Why Go Is a Great Fit for LLM Calls
Integrating AI into products is one of the biggest trends in software today and for good reason, we want to do more, and AI helps us get there faster.
There are many ways to integrate AI, but for this article, I’ll group AI agents, copilots, and workflows under a common umbrella, LLM calls. At the core, they all involve sending prompts and receiving results from an LLM service.
If you break this down, it’s fundamentally about coordinating two independent processes your application and the model backend. That’s where concurrency comes in.
What Is Concurrency?
Most developers are familiar with parallelism running multiple tasks simultaneously across different CPU cores. But concurrency is a bit different, it’s about orchestrating independently executing processes, regardless of whether they actually run at the same time.
And that’s what Go excels at.
Go provides a native, efficient, and expressive set of language features for concurrency. These aren’t frameworks or add-ons they’re built into the language. That makes Go ideal for building AI-integrated systems that require clean, manageable concurrency.
Sure, other languages like JavaScript, Python, or C# offer concurrency constructs too, but in my experience, they often come with added complexity, performance costs, and harder-to-read code.
Where’s the Concurrency in an AI Call?
Every LLM call is a coordination task your application makes a request, and then waits for the result. That interaction is inherently concurrent.
Here are few concurrency design patterns I’ve found especially useful in AI workflows.
Timeout Pattern
This is one of the most common needs, make an AI call, and either get a response or fail gracefully if it takes too long.
ctx, cancel := context.WithTimeout(context.Background(), 2*time.Second)
defer cancel()
resultCh := make(chan string, 1)
go func() {
result := callLLM()
resultCh <- result
}()
select {
case res := <-resultCh:
fmt.Println("AI response:", res)
case <-ctx.Done():
fmt.Println("Timeout!")
}
This can be done in other languages too, but when you start looping, retrying, or layering logic, Go keeps things readable.
Fan-In Pattern
What if you want to query multiple LLMs in parallel and respond to the first one that replies?

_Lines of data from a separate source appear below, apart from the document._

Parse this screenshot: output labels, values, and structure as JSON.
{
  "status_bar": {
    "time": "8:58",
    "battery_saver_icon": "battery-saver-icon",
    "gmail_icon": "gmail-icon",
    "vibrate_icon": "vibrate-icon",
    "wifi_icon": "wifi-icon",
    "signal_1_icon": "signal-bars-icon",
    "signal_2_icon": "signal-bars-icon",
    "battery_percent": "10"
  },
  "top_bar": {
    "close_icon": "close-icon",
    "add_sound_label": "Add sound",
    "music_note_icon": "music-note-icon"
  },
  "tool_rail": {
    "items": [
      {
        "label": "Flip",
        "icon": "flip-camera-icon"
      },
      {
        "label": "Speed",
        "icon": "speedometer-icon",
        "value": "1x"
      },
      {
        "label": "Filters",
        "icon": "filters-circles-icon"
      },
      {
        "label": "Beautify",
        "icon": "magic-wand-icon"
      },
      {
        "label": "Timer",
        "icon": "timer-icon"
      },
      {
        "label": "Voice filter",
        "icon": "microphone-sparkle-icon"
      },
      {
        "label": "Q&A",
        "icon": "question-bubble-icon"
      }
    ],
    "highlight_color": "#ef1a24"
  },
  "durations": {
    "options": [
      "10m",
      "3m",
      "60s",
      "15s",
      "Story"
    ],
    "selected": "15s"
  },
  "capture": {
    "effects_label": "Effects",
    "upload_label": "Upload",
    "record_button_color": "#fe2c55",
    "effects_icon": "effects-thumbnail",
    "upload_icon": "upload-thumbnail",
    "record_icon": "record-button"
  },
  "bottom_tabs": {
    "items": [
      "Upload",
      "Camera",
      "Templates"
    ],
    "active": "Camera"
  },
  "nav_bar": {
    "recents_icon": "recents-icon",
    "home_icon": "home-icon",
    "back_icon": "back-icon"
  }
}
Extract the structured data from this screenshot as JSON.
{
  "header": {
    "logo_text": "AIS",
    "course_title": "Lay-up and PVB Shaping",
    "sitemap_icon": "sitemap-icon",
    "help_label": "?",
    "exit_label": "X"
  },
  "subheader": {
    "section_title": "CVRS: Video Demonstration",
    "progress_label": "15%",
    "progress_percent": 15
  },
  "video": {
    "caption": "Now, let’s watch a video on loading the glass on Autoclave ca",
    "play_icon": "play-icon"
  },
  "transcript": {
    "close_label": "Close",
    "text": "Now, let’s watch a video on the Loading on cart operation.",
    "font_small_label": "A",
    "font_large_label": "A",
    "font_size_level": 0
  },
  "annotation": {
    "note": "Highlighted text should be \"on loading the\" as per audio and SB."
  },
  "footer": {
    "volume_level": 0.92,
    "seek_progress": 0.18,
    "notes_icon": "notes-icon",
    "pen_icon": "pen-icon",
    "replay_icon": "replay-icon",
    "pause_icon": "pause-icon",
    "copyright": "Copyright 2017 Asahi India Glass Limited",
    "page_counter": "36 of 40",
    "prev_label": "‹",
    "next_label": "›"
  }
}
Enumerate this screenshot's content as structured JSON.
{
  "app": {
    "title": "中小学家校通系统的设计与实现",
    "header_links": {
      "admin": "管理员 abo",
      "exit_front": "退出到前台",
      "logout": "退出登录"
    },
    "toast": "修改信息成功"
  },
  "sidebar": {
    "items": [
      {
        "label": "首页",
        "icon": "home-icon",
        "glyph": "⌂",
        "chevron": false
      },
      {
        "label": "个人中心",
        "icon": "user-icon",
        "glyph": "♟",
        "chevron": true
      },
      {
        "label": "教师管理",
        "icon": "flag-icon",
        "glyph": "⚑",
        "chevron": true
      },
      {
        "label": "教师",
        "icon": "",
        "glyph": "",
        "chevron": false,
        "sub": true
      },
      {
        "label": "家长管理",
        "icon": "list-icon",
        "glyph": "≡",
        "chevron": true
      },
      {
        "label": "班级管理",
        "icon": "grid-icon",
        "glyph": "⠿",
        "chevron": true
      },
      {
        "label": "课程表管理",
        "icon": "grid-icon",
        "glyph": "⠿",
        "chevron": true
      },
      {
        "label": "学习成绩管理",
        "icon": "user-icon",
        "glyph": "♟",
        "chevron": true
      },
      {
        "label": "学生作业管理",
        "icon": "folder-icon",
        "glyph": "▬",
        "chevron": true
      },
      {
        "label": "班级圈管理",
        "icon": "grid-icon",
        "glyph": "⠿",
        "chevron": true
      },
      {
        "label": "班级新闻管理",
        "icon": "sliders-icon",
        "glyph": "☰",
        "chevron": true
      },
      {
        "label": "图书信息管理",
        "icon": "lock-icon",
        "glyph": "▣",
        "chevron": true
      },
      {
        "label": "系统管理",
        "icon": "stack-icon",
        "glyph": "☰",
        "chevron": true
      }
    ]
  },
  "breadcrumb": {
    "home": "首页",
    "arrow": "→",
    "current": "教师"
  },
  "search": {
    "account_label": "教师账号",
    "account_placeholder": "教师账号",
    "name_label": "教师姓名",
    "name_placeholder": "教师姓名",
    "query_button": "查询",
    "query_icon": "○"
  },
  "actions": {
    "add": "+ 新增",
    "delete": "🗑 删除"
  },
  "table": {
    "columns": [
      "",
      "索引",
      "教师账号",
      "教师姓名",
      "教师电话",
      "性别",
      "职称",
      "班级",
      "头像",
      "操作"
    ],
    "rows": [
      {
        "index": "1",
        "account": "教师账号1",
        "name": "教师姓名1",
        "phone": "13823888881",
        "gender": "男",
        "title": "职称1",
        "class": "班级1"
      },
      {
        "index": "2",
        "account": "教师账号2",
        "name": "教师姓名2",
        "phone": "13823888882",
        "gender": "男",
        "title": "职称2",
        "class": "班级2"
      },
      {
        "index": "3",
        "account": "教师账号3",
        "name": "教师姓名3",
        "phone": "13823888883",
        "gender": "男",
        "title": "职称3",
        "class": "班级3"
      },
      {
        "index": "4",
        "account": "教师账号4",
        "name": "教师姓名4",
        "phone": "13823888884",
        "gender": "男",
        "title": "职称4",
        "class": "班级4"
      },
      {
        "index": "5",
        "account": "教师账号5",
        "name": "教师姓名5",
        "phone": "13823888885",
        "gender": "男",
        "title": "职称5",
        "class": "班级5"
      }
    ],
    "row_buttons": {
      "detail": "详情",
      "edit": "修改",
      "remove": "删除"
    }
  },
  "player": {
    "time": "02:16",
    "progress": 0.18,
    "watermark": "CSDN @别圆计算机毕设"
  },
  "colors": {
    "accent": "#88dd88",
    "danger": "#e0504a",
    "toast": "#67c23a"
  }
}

Many languages offer some form of race
function (like Promise.race() in JavaScript), but if you want to collect and process all responses as they arrive, things get more complicated.
In Go, this is clean and elegant:
responses := make(chan string)
for _, model := range models {
go func(m string) {
res := queryModel(m)
responses <- res
}(model)
}
for i := 0; i < len(models); i++ {
fmt.Println(<-responses)
}
This pattern is great when you want to stream results in and process them as they come, without blocking the rest of the system.
Restore Sequencing
Let’s say you’re building an AI agent that might trigger one, two, or ten LLM calls and you won’t know how many until runtime. You want to keep the caller process running while tracking completion.
Go makes this surprisingly easy using channels embedded in request structs:
type Task struct {
Prompt string
Done chan struct{}
}
func worker(t Task) {
callLLM(t.Prompt)
t.Done <- struct{}{}
}
// ...
func caller() {
t := Task{
Prompt: "your prompt..."
Done: make(chan struct{})
}
go worker(t)
}
Now you can fire off multiple calls and wait for each Done channel to close without tracking individual tasks by ID or setting up an elaborate state machine.
Why Go Wins for LLM Workflows
- Go’s concurrency primitives (goroutines, channels, select) are native and lightweight
- No complex thread management or callback hell
- Readable, testable, composable workflows
- Perfect fit for orchestrating API-based systems like LLMs
LLM calls are just API calls but they’re unpredictable, dynamic, and can stack up fast. Go gives you the right tools to manage them cleanly and efficiently.
If you’re building AI-native tools or agentic systems, Go deserves a place in your toolbox.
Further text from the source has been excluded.